Set in a world where reputation is everything and sincerity is practically a crime, the Marquise de Merteuil and Vicomte de Valmont engineer a series of seductions for sport, revenge and something perilously close to boredom. Their chosen victims include the virtuous Madame de Tourvel, whose moral certainty becomes an irresistible challenge, and the young Cécile de Volanges, ill-equipped for the games she is drawn into. Letters become weapons, intimacy becomes strategy, and every interaction carries the threat of exposure.
Yet beneath the calculation lies something messier. Valmont begins to feel, Merteuil refuses to, and the imbalance proves fatal. As alliances fracture and consequences close in, the illusion of control collapses. What remains is a brutal reckoning in which power, once so carefully wielded, turns inward, leaving its architects undone by the very emotions they sought to master.



Christopher Hampton’s 1985 RSC premiere transformed Laclos’ epistolary novel into a theatrical mainstay, prized for its linguistic precision and moral ambiguity. The play has since been widely revived across the UK and internationally, with each production recalibrating the balance between wit and cruelty. Hampton’s own screenplay for the 1988 film adaptation further cemented its reputation.

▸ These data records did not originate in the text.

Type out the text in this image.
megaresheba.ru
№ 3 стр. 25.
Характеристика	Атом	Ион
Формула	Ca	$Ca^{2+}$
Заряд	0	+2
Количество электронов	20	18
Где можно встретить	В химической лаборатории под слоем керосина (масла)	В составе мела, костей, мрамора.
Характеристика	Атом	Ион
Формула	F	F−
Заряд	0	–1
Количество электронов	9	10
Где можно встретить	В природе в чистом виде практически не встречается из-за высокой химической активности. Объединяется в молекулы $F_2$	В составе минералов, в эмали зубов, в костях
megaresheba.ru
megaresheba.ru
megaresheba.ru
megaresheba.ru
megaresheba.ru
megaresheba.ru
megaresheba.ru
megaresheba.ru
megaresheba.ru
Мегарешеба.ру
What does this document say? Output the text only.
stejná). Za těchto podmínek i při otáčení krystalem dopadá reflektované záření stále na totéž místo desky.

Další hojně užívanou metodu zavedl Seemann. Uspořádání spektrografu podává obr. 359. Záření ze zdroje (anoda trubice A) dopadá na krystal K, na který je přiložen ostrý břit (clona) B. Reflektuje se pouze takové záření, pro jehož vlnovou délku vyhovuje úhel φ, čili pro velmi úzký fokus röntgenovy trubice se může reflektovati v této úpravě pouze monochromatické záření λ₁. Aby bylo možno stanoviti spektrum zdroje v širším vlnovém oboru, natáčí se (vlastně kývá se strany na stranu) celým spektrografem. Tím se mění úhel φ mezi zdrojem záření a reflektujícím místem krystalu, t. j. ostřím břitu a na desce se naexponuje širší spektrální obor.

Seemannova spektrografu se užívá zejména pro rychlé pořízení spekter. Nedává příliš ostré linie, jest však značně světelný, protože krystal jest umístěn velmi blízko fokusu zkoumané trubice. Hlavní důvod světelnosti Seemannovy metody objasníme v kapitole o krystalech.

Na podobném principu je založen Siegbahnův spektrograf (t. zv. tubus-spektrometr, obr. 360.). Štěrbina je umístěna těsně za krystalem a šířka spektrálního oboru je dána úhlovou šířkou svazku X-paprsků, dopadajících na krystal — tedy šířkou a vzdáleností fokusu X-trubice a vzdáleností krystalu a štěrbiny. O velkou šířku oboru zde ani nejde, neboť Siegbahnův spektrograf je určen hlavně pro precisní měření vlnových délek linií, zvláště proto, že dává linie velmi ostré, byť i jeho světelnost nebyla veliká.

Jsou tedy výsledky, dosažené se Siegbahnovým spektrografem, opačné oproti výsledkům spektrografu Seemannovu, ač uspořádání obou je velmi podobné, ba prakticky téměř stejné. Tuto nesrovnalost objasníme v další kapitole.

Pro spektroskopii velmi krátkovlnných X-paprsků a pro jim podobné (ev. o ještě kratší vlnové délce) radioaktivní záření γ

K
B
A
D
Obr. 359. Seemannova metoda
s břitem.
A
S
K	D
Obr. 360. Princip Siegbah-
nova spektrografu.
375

This marks the first staging of the play at the National Theatre, under artistic director Indhu Rubasingham’s tenure, signalling a renewed interest in canonical works refracted through contemporary sensibilities. Marianne Elliott’s revival leans into physicality and psychology, aligning aristocratic gamesmanship with modern power dynamics.
This is less a period drama than a controlled detonation dressed in silk. Marianne Elliott directs with a cool, forensic eye, stripping away decorative indulgence to reveal the machinery underneath: language as leverage, desire as currency, cruelty as sport.
At the centre, Lesley Manville’s Marquise is a masterclass in composure weaponised, every line delivered like a perfectly aimed dart. Opposite her, Aidan Turner offers a Valmont whose charm is both asset and Achilles heel, a man seduced by his own myth. Monica Barbaro’s Tourvel brings an emotional permeability that gives the production its bruised heart, while Hannah van der Westhuysen’s Cécile charts a sharp trajectory from ingénue to collateral damage.



The ensemble, including Gabrielle Drake, Ishmail Aaron, Nandi Bhebhe and others, move with a choreographed precision that turns seduction into something almost athletic. Tom Jackson Greaves’s movement direction and Jasmin Kent Rodgman’s score lend the production a pulse that is distinctly modern, while Rosanna Vize’s mirrored design traps the characters in their own reflections. Natalie Roar’s mouthwatering costumes balance opulence with suggestion, never quite letting us settle into period comfort.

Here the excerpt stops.